Nunatsiaq News – Dr. Anna Banerji, an associate professor at the University of Toronto, who works in public health, pediatrics and infectious diseases, said Nunavut’s Health Department is not doing enough to protect Inuit babies from RSV. She said all Inuit babies should be considered high risk since Inuit babies born at full term still have higher rates of hospital admissions with RSV than babies in the south who are born early or are high risk for other reasons.
Both Patterson and Banerji said factors like overcrowded housing and food insecurity make Inuit babies more at risk of contracting or developing severe complications from RSV or other viruses. Banerji said having unequal access to health care in some remote communities, and kids being exposed to second-hand smoke, are also risk factors.

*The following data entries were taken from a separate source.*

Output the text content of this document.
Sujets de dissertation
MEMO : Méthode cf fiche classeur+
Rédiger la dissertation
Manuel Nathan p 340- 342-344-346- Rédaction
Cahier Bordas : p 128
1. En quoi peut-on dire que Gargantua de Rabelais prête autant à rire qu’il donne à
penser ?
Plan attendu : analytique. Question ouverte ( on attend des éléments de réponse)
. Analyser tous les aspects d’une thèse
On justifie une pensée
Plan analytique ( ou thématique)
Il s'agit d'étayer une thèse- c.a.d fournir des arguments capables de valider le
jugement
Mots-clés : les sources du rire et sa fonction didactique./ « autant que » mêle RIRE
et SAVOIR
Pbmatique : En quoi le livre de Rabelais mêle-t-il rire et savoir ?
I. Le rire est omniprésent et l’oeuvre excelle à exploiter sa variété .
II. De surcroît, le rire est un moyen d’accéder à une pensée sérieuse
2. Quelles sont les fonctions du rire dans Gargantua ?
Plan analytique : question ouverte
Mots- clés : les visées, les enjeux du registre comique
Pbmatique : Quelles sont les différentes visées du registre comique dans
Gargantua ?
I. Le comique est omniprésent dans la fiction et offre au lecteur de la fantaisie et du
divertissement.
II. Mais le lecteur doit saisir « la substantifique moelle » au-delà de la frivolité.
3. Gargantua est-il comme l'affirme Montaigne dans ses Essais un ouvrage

In 2009, the Canadian Pediatric Association recommended all Inuit babies get the antibodies to protect them from RSV. That same year, Banerji published a study that states Nunavut has the highest hospitalization rates for RSV in the world. With cases of a respiratory virus rising across the world, those considered high risk in Nunavut will get antibodies a month ahead of schedule this year. In Nunavut and the rest of Canada only those deemed high risk, like preterm babies, are given the antibodies, called Palivizumab, to reduce the risk of hospitalization.
Banerji said it would be more cost-effective to give all babies the RSV antibodies than paying for hospital admissions and air travel to receive medical care.